Murray is an internationally renowned expert on tuberculosis. She has conducted field studies and partnered with colleagues in Peru, Rwanda, Haiti and many other countries to better understand epidemic disease, increase research capacity and improve health care delivery in resource-poor settings.

In addition to her new role, Murray is director of research at the Brigham and Women’s Division of Global Health Equity and at Partners In Health. She also leads a team at the Harvard Chan School that conducts multidisciplinary research on multidrug-resistant and extensively drug-resistant tuberculosis (MDR-TB and XDR-TB).

Before coming to HMS as a medical student, Murray helped manage a tuberculosis screening program in Thailand for refugees being resettled in other countries. She then earned her MD at HMS in 1990, completed her residency at Mass General and conducted research in tuberculosis epidemiology while earning her MPH and SD at what was then the Harvard School of Public Health.

Murray spoke after a standing ovation. She told a story about how, as an early-career researcher, she was fretting at dinner one night about whether a prestigious journal would accept a study she had submitted, when her son, then 7 or 8 years old, said, “I don’t think you should worry about that paper. I thought your job was to help poor people.”

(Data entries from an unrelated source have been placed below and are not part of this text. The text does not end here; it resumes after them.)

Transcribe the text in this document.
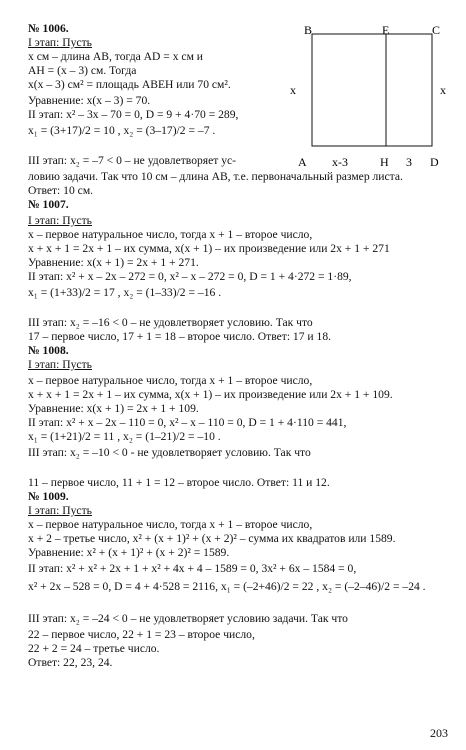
№ 1006.
I этап: Пусть
x см – длина AB, тогда AD = x см и
AH = (x – 3) см. Тогда
x(x – 3) см² = площадь ABEH или 70 см².
Уравнение: x(x – 3) = 70.
II этап: x² – 3x – 70 = 0, D = 9 + 4·70 = 289,
x₁ = (3+17)/2 = 10 , x₂ = (3–17)/2 = –7 .
III этап: x₂ = –7 < 0 – не удовлетворяет ус-
ловию задачи. Так что 10 см – длина AB, т.е. первоначальный размер листа.
Ответ: 10 см.
№ 1007.
I этап: Пусть
x – первое натуральное число, тогда x + 1 – второе число,
x + x + 1 = 2x + 1 – их сумма, x(x + 1) – их произведение или 2x + 1 + 271
Уравнение: x(x + 1) = 2x + 1 + 271.
II этап: x² + x – 2x – 272 = 0, x² – x – 272 = 0, D = 1 + 4·272 = 1·89,
x₁ = (1+33)/2 = 17 , x₂ = (1–33)/2 = –16 .
III этап: x₂ = –16 < 0 – не удовлетворяет условию. Так что
17 – первое число, 17 + 1 = 18 – второе число. Ответ: 17 и 18.
№ 1008.
I этап: Пусть
x – первое натуральное число, тогда x + 1 – второе число,
x + x + 1 = 2x + 1 – их сумма, x(x + 1) – их произведение или 2x + 1 + 109.
Уравнение: x(x + 1) = 2x + 1 + 109.
II этап: x² + x – 2x – 110 = 0, x² – x – 110 = 0, D = 1 + 4·110 = 441,
x₁ = (1+21)/2 = 11 , x₂ = (1–21)/2 = –10 .
III этап: x₂ = –10 < 0 - не удовлетворяет условию. Так что
11 – первое число, 11 + 1 = 12 – второе число. Ответ: 11 и 12.
№ 1009.
I этап: Пусть
x – первое натуральное число, тогда x + 1 – второе число,
x + 2 – третье число, x² + (x + 1)² + (x + 2)² – сумма их квадратов или 1589.
Уравнение: x² + (x + 1)² + (x + 2)² = 1589.
II этап: x² + x² + 2x + 1 + x² + 4x + 4 – 1589 = 0, 3x² + 6x – 1584 = 0,
x² + 2x – 528 = 0, D = 4 + 4·528 = 2116, x₁ = (–2+46)/2 = 22 , x₂ = (–2–46)/2 = –24 .
III этап: x₂ = –24 < 0 – не удовлетворяет условию задачи. Так что
22 – первое число, 22 + 1 = 23 – второе число,
22 + 2 = 24 – третье число.
Ответ: 22, 23, 24.
B	E	C
A	H	D
x	x
x-3	3
203
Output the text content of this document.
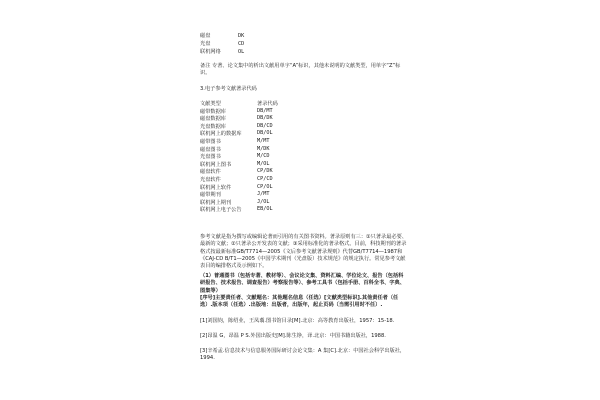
磁盘	DK
光盘	CD
联机网络	OL
备注 专著、论文集中的析出文献用单字“A”标识，其他未说明的文献类型，用单字“Z”标识。
3.电子参考文献著录代码
文献类型	著录代码
磁带数据库	DB/MT
磁盘数据库	DB/DK
光盘数据库	DB/CD
联机网上的数据库	DB/OL
磁带图书	M/MT
磁盘图书	M/DK
光盘图书	M/CD
联机网上图书	M/OL
磁盘软件	CP/DK
光盘软件	CP/CD
联机网上软件	CP/OL
磁带期刊	J/MT
联机网上期刊	J/OL
联机网上电子公告	EB/OL
参考文献是指为撰写或编辑论著而引用的有关图书资料。著录原则有三：①只著录最必要、最新的文献；②只著录公开发表的文献；③采用标准化的著录格式。目前，科技期刊的著录格式按最新标准GB/T7714—2005《文后参考文献著录规则》代替GB/T7714—1987和《CAJ-CD B/T1—2005《中国学术期刊（光盘版）技术规范》的规定执行。常见参考文献表目的编排格式及示例如下。
（1）普通图书（包括专著、教材等）、会议论文集、资料汇编、学位论文、报告（包括科研报告、技术报告、调查报告）考察报告等）、参考工具书（包括手册、百科全书、字典、图集等）
[序号]主要责任者、文献题名：其他题名信息（任选）[文献类型标识].其他责任者（任选）.版本项（任选）.出版地：出版者，出版年，起止页码（当需引用时不任）.
[1]刘国钧，陈绍业，王凤翥.图书馆目录[M].北京：高等教育出版社，1957：15-18.
[2]昂温 G，昂温 P S.外国出版史[M].陈生铮，译.北京：中国书籍出版社，1988.
[3]辛希孟.信息技术与信息服务国际研讨会论文集：A 集[C].北京：中国社会科学出版社，1994.
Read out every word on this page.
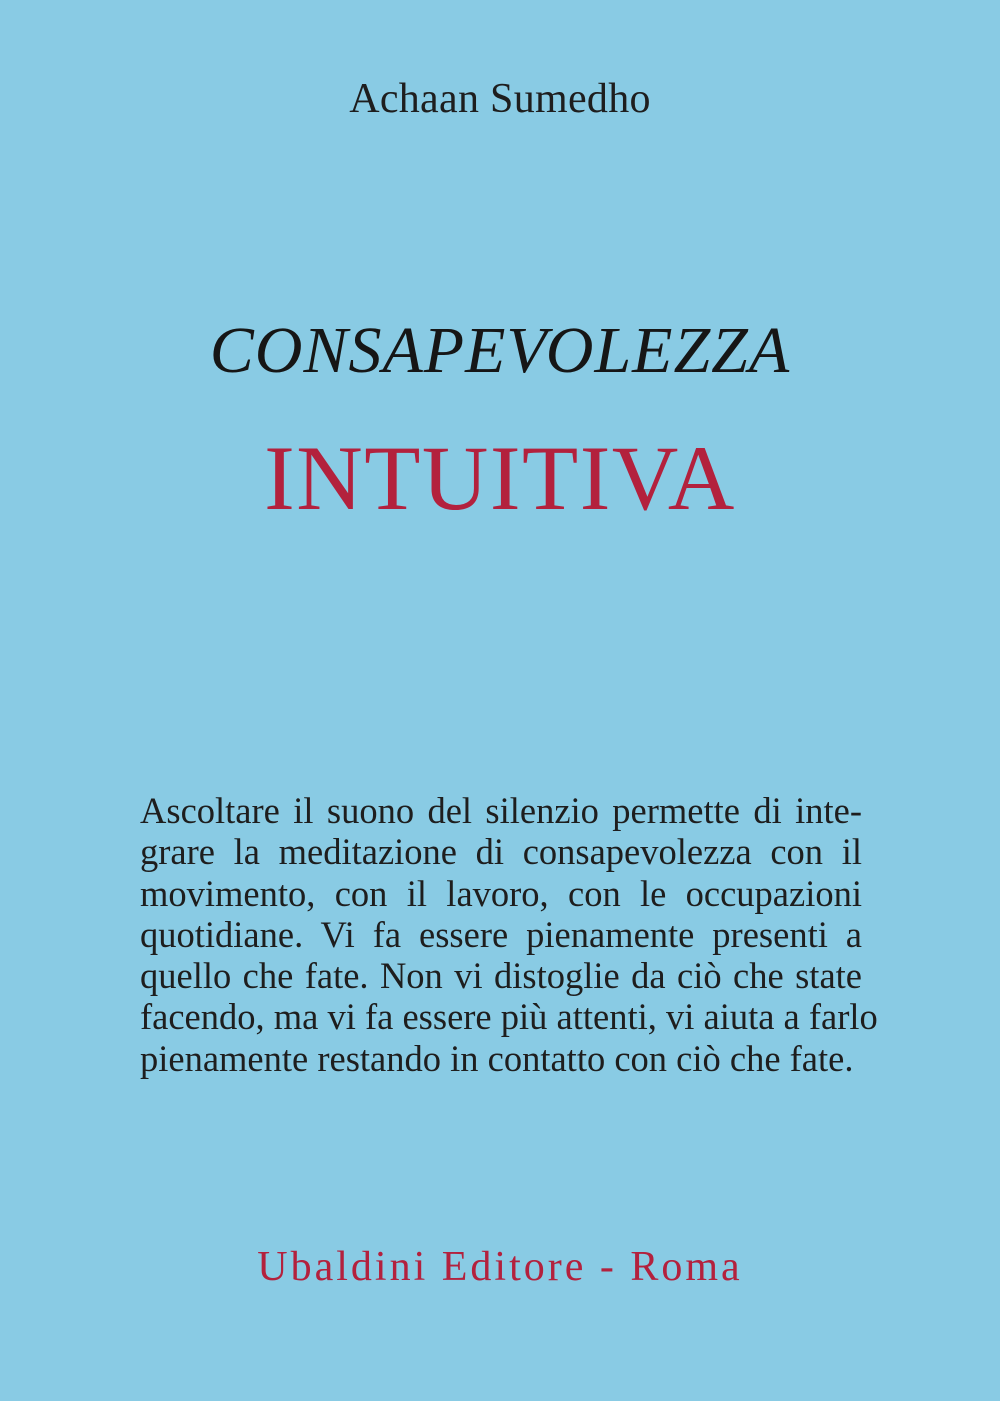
Achaan Sumedho
CONSAPEVOLEZZA
INTUITIVA

Ascoltare il suono del silenzio permette di inte-
grare la meditazione di consapevolezza con il
movimento, con il lavoro, con le occupazioni
quotidiane. Vi fa essere pienamente presenti a
quello che fate. Non vi distoglie da ciò che state
facendo, ma vi fa essere più attenti, vi aiuta a farlo
pienamente restando in contatto con ciò che fate.

Ubaldini Editore - Roma
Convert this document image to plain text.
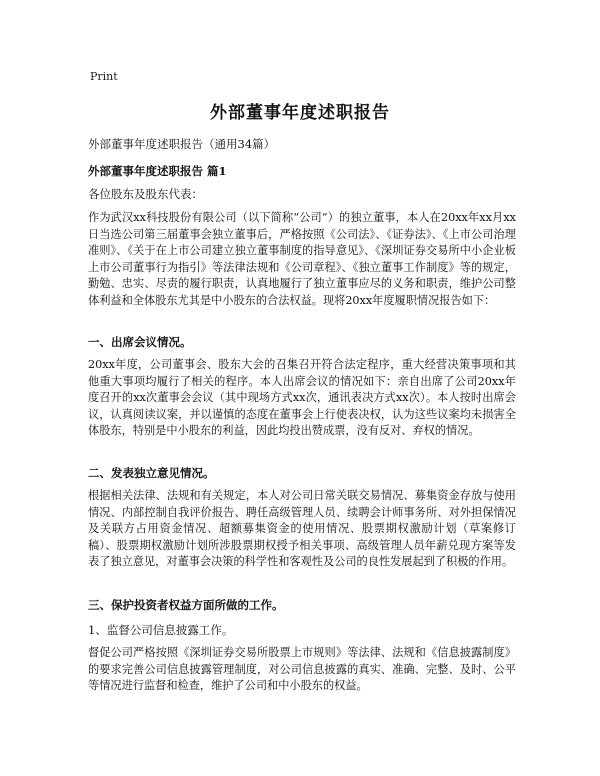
Print
外部董事年度述职报告
外部董事年度述职报告（通用34篇）
外部董事年度述职报告 篇1
各位股东及股东代表：
作为武汉xx科技股份有限公司（以下简称“公司”）的独立董事，本人在20xx年xx月xx日当选公司第三届董事会独立董事后，严格按照《公司法》、《证券法》、《上市公司治理准则》、《关于在上市公司建立独立董事制度的指导意见》、《深圳证券交易所中小企业板上市公司董事行为指引》等法律法规和《公司章程》、《独立董事工作制度》等的规定，勤勉、忠实、尽责的履行职责，认真地履行了独立董事应尽的义务和职责，维护公司整体利益和全体股东尤其是中小股东的合法权益。现将20xx年度履职情况报告如下：
一、出席会议情况。
20xx年度，公司董事会、股东大会的召集召开符合法定程序，重大经营决策事项和其他重大事项均履行了相关的程序。本人出席会议的情况如下：亲自出席了公司20xx年度召开的xx次董事会会议（其中现场方式xx次，通讯表决方式xx次）。本人按时出席会议，认真阅读议案，并以谨慎的态度在董事会上行使表决权，认为这些议案均未损害全体股东，特别是中小股东的利益，因此均投出赞成票，没有反对、弃权的情况。
二、发表独立意见情况。
根据相关法律、法规和有关规定，本人对公司日常关联交易情况、募集资金存放与使用情况、内部控制自我评价报告、聘任高级管理人员、续聘会计师事务所、对外担保情况及关联方占用资金情况、超额募集资金的使用情况、股票期权激励计划（草案修订稿）、股票期权激励计划所涉股票期权授予相关事项、高级管理人员年薪兑现方案等发表了独立意见，对董事会决策的科学性和客观性及公司的良性发展起到了积极的作用。
三、保护投资者权益方面所做的工作。
1、监督公司信息披露工作。
督促公司严格按照《深圳证券交易所股票上市规则》等法律、法规和《信息披露制度》的要求完善公司信息披露管理制度，对公司信息披露的真实、准确、完整、及时、公平等情况进行监督和检查，维护了公司和中小股东的权益。
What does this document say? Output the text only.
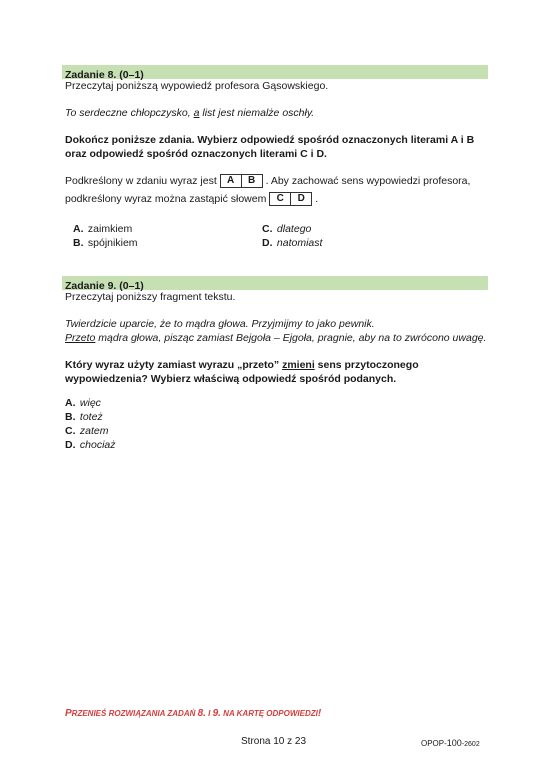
Zadanie 8. (0–1)
Przeczytaj poniższą wypowiedź profesora Gąsowskiego.
To serdeczne chłopczysko, a list jest niemalże oschły.
Dokończ poniższe zdania. Wybierz odpowiedź spośród oznaczonych literami A i B
oraz odpowiedź spośród oznaczonych literami C i D.
Podkreślony w zdaniu wyraz jest	A	B . Aby zachować sens wypowiedzi profesora,
podkreślony wyraz można zastąpić słowem	C	D .
A. zaimkiem
B. spójnikiem
C. dlatego
D. natomiast
Zadanie 9. (0–1)
Przeczytaj poniższy fragment tekstu.
Twierdzicie uparcie, że to mądra głowa. Przyjmijmy to jako pewnik.
Przeto mądra głowa, pisząc zamiast Bejgoła – Ejgoła, pragnie, aby na to zwrócono uwagę.
Który wyraz użyty zamiast wyrazu „przeto” zmieni sens przytoczonego
wypowiedzenia? Wybierz właściwą odpowiedź spośród podanych.
A. więc
B. toteż
C. zatem
D. chociaż
PRZENIEŚ ROZWIĄZANIA ZADAŃ 8. I 9. NA KARTĘ ODPOWIEDZI!
Strona 10 z 23	OPOP-100-2602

“It was a real eye-opener,” Murray recalled. “I think I speak for all of us when I say—Paul, George, Ronda and Bill—how grateful we all are that your help allows us to do the kind of great work our children imagine us to do.”

From left: HMS assistant professor Bethany Hedt-Gauthier, Paul Farmer, Ronda Stryker, Megan Murray, George Q. Daley and HMS assistant professor Matthew Bonds. Image: Brown Dog StudioFrom left: HMS assistant professor Bethany Hedt-Gauthier, Paul Farmer, Ronda Stryker, Megan Murray, George Q. Daley and HMS assistant professor Matthew Bonds. Image: Brown Dog Studio

The professorship was established as part of a $20 million gift from Stryker and Johnston to the HMS Department of Global Health and Social Medicine to advance global health research and education. Stryker is a director of the Stryker Corporation and a member of the HMS Board of Fellows and Advisory Council on Global Health and Service.

Murray was selected in 2016 as the inaugural incumbent.

The gift not only establishes the professorship, said Daley, it further allows Farmer “to carry out his vision of integrating research and teaching with global health delivery. I can’t think of any more valuable contribution to changing this world than bringing those together. We are immensely grateful.”